Dans l'eau je suis toujours

 

Dans l’eau, on est toujours à côté de ; l’adhésion est imaginaire, quoique totale ; comme l’air, l’eau n’est pas à ma disposition : simple traité de tolérance.

Dans l’eau, consciente d’un état de partie ou de particule au sein de l’environnement, j’expérimente les remous et frictions, planète d’un système solaire dont je ne connais jamais tous ni tout à fait les composants : solidaire.

Dans l’eau, je ne peux oublier que tout est affaire de circonstances et que me poser en observateur ou en poids mort est illusoire : au-delà des principes de base, une implication incontournable.

Dans l’eau, entre les différents va-et-vient il y a toutes les possibilités intermédiaires allant de la violence à une veille à la limite du sommeil : un infini d’intervalles, en abîme de tout geste.

Dans l’eau, le provisoire est inquiétant et attirant, comme l’est le définitif.

Dans l’eau, étrangère à l’autre et à moi-même puisque constamment changée, en voyage entre deux états, entre vouloir être et vouloir ne pas être comme la vie me fait, je vois qu’on est dans le même bain : une consolation à la solitude imposée.
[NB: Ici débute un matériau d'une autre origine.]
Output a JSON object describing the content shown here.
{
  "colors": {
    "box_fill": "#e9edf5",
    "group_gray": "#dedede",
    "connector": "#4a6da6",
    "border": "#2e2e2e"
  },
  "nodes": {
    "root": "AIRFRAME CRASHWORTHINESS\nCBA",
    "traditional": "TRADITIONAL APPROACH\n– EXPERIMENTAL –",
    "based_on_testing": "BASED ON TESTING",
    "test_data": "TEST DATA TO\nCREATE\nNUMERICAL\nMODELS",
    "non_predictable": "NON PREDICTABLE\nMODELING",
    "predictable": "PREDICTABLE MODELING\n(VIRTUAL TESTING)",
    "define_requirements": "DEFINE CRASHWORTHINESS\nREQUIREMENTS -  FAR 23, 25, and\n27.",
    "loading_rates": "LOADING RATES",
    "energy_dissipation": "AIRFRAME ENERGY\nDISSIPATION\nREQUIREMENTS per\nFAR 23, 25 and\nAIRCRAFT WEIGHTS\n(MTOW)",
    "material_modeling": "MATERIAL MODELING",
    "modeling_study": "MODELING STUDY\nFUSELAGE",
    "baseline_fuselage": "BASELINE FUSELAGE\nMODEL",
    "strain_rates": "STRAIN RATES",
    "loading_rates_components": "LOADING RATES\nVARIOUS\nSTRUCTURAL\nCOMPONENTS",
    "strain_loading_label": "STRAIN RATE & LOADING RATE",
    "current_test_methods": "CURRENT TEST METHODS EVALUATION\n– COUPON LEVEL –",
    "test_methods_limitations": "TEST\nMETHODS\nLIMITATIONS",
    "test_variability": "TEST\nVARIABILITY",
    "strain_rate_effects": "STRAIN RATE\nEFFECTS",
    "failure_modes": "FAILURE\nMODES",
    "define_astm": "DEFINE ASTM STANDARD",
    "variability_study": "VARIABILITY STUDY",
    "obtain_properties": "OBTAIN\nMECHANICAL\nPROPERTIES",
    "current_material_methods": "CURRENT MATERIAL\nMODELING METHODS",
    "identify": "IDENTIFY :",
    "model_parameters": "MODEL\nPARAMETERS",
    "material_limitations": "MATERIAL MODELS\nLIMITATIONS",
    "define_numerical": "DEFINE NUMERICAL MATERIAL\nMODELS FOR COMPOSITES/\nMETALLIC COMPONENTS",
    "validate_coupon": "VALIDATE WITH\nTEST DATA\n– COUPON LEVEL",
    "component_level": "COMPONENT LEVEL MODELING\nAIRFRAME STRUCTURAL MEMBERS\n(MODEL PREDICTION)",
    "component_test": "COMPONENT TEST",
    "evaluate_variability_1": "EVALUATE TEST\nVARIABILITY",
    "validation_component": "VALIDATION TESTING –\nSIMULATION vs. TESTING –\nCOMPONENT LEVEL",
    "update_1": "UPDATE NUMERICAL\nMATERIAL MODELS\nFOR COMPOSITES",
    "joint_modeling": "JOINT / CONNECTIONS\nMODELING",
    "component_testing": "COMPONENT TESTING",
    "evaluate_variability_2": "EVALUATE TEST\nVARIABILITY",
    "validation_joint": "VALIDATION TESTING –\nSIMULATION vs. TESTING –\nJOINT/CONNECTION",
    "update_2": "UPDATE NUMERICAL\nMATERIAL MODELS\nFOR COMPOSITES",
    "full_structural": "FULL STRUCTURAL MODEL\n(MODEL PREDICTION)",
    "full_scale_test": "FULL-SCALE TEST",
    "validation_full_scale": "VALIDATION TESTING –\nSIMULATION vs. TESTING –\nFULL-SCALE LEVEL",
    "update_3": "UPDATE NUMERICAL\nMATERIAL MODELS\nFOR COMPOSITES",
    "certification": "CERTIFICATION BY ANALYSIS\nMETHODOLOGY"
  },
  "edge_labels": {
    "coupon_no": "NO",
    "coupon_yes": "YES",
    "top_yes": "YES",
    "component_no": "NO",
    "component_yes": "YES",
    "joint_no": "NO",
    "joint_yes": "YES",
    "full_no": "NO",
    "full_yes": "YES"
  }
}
Dans l’eau une part de la violence d’autrui devient caresse.

Dans l’eau, une part de l’élan de l’un vers l’autre se dissout dans le néant.

Dans l’eau, le refus ne pardonne pas ; pourtant, accepter paraît le fruit d’un long travail à recommencer éternellement.

Dans l’eau, ce qui ressort, c’est l’espace entre ; entre les personnes ; entre soi et l’eau ; entre l’idée d’un geste, son impulsion, les surprises de son développement, les répercussions engendrées ; entre la vie et la mort ; entre le bon et le mauvais ressenti de l’air en soi, quand c’est trop ou pas assez ; entre le « pas encore » et le « trop tard » : un équilibre à construire à chaque instant, qui voudrait s’appeler libre arbitre.

Dans l’eau, j’observe de loin l’étrangeté du résultat d’un processus de fossilisation subi à l’air ; je m’étonne de la crispation des mains, des postures sans imagination du corps et des façons dont insensiblement se déplient à l’eau, dans la mémoire des corps successifs que j’ai habités, les différentes strates qui me font : coquillage renouant avec le muscle, la circulation des fluides, l’énergie de la substance.

Dans l’eau, se matérialisent les directions et sens pris par le corps, lui donnant une dimension liée à son devenir et à son passé ;  je suis ici ; je suis là-bas, où se heurte le remous que j’ai créé ;  je suis aussi encore dans le creux initial troublant la surface de l’eau : une réconciliation entre ce que j’ai été, ce que je suis, et ce que je deviens ; quant aux possibles éludés, ils stagnent, présents dans la substance palpable de l’eau : une boîte à outils à portée de main.

Dans l’eau, par les stimulations successives de l’eau dans le mouvement, je me confronte à ma réalité par fragments, sans angoisse de déréalisation ; par moment, mes joues sont particulièrement là, larges surfaces de glisse, ou ma nuque et son opiniâtreté, ou le dos de mes mains, comme soyeux : nous sommes.

Dans l’eau, oblique, je pose à plat une main sur la surface et un peu plus loin l’autre main, à plat sous la surface ; la sensation, bien plus que simplement agréable ou douce, est émouvante ; je suis intérieure et extérieure, par un toucher des plus sensibles, contenant et contenu : arriver à s’habiter ainsi, très en soi et très hors soi, exactement en un même ressenti, immergée.